None of this makes Hopper as brilliant an urban theorist as Jacobs, of course, or an urban theorist at all (sensibly, Conaty notes the parallel without making too much of it). But sometimes artists, unburdened by pesky things like logical consistency, grasp a truth that eludes more sophisticated thinkers. Jacobs knew that cities can be lively or deathly—“stagnant” was the term she preferred—but thought that the difference was a matter of speed limits and block lengths, that if you tinkered with the external variables and then left people alone to flourish, they would. Hopper did what he could to help his neighborhood top-down, but he was under no illusion that he was preserving Eden.

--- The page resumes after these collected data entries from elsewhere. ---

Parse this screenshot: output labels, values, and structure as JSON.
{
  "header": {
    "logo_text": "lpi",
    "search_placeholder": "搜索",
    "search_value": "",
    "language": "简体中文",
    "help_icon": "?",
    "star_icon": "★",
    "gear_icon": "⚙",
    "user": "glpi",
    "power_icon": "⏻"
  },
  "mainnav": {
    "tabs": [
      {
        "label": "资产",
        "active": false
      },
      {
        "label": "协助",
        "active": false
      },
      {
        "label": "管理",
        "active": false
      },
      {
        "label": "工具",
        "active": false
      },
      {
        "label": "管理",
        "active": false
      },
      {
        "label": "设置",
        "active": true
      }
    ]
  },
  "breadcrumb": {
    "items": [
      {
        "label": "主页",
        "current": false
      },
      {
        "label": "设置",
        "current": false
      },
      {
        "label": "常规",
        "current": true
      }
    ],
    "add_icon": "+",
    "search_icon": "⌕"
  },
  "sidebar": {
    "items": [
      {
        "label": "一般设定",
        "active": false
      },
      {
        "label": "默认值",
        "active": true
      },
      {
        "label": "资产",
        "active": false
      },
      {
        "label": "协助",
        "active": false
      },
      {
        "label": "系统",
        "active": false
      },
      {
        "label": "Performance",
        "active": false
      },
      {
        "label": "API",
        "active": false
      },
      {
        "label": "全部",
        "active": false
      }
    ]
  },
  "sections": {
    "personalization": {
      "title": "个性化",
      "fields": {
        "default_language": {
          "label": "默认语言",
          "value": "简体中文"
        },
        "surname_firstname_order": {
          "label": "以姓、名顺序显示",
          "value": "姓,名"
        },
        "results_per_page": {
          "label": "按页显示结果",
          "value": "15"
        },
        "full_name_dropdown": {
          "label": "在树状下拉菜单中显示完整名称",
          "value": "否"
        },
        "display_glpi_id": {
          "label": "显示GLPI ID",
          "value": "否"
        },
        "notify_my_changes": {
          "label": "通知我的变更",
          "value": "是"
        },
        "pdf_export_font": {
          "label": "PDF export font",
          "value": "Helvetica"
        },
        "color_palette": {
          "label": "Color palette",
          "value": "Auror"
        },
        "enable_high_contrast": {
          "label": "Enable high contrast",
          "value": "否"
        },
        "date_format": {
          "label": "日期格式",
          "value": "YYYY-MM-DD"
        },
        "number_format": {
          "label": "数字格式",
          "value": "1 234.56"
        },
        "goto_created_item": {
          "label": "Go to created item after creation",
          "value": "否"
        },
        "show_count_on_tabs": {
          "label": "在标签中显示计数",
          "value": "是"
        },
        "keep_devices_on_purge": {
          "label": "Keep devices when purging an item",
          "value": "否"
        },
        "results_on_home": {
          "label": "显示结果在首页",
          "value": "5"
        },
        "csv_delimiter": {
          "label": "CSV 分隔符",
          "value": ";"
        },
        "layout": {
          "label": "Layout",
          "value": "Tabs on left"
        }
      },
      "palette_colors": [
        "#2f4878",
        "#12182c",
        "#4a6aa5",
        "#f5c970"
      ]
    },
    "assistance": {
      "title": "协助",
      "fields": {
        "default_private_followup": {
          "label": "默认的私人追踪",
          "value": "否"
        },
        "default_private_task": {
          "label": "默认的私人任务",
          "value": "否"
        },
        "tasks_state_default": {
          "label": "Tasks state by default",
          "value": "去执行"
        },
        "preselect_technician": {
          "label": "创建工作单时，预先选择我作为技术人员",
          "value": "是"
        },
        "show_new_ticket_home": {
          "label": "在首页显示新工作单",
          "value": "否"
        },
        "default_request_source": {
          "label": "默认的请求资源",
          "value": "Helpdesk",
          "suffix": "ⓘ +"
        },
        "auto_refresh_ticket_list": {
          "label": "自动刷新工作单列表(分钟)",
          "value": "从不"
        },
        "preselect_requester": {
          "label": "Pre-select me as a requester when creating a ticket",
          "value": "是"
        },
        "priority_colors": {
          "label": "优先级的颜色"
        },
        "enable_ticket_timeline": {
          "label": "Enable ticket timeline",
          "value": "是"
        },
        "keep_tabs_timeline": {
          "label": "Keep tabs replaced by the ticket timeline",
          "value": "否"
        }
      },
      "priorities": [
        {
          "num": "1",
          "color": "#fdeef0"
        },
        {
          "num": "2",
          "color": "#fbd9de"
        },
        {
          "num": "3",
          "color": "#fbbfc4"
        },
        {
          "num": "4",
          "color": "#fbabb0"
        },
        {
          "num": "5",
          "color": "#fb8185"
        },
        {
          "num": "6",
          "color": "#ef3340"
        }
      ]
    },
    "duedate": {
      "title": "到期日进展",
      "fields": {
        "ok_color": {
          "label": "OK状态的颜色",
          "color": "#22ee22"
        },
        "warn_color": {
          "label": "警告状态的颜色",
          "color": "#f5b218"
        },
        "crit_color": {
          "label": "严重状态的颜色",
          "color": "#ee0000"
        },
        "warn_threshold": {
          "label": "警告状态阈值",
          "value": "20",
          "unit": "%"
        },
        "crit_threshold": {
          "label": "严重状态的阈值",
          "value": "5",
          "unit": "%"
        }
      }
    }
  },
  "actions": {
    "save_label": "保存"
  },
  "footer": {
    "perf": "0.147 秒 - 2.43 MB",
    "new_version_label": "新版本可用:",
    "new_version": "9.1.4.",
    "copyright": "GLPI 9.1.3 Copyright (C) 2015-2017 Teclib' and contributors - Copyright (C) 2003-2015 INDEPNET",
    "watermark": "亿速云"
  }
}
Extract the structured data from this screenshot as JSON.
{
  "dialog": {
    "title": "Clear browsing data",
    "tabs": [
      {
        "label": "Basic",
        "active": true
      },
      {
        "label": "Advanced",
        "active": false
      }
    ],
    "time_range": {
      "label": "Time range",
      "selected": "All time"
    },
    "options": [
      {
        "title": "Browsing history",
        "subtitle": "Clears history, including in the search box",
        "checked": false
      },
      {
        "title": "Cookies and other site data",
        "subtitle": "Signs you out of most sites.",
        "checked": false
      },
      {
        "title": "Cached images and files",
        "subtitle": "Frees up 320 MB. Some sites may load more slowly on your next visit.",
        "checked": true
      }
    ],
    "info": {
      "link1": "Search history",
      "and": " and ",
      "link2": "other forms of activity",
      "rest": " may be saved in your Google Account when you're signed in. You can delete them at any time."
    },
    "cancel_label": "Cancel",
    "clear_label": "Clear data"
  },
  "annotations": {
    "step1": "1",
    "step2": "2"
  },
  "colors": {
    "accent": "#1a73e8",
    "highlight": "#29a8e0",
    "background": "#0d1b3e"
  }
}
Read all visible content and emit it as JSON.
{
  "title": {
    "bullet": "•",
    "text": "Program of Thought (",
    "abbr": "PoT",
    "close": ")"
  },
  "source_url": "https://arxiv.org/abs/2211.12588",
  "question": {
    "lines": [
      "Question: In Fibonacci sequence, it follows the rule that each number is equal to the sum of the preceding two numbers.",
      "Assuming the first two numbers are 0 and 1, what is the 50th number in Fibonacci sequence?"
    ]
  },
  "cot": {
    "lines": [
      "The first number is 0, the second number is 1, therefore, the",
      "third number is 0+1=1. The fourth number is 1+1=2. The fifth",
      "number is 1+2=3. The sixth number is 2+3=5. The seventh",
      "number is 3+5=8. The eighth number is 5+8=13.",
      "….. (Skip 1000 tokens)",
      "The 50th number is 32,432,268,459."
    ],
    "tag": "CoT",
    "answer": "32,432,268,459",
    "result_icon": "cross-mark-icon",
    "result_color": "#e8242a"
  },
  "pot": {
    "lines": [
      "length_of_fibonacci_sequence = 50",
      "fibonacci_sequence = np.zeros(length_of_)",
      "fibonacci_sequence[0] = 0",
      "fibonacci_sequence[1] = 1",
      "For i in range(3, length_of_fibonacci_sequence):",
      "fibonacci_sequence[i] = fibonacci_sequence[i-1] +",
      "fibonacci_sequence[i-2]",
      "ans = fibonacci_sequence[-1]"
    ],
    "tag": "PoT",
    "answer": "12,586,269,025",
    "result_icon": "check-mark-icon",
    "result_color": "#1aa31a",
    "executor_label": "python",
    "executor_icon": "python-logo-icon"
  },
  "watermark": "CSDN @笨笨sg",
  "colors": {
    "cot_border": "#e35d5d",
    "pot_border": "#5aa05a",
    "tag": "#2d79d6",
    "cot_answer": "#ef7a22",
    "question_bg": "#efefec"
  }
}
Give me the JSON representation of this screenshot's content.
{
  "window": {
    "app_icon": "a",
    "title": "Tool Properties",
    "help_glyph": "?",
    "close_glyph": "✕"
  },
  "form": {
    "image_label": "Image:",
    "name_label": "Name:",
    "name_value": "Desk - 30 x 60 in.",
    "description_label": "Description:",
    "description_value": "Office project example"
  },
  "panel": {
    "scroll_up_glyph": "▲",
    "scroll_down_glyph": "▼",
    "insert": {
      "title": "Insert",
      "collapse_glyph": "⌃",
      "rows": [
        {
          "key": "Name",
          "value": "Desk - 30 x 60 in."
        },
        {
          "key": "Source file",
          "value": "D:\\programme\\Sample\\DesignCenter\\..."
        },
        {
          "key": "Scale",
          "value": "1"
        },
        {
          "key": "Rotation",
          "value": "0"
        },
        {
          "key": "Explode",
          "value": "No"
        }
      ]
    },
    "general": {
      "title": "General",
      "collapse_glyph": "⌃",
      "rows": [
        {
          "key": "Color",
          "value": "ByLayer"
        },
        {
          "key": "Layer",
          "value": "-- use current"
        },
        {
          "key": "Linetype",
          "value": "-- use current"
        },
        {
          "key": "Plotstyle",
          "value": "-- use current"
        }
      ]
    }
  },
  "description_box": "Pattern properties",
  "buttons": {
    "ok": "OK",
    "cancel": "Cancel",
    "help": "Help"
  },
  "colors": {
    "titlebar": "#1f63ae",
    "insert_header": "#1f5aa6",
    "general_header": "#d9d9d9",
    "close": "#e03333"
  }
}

The problem he saw was deeper than Jacobs acknowledged: the threat of stagnation lies inside us, not just around us. Even if people find a way to live in one of the most entrancing places on the planet, they might choose to sit at home, poking at tiny screens, and when they venture outside, they might choose the generic chain over the casual neighborhood spot. Not that the neighborhood spot was altogether heavenly—none ever is. But if New York City is largely whatever the Robert Moseses of today say it is, it is still at least partly what ordinary New Yorkers make of it: overpriced, obnoxious, but still, for all that, begging to be played with. And if you think it’s bad now, just sit and wait.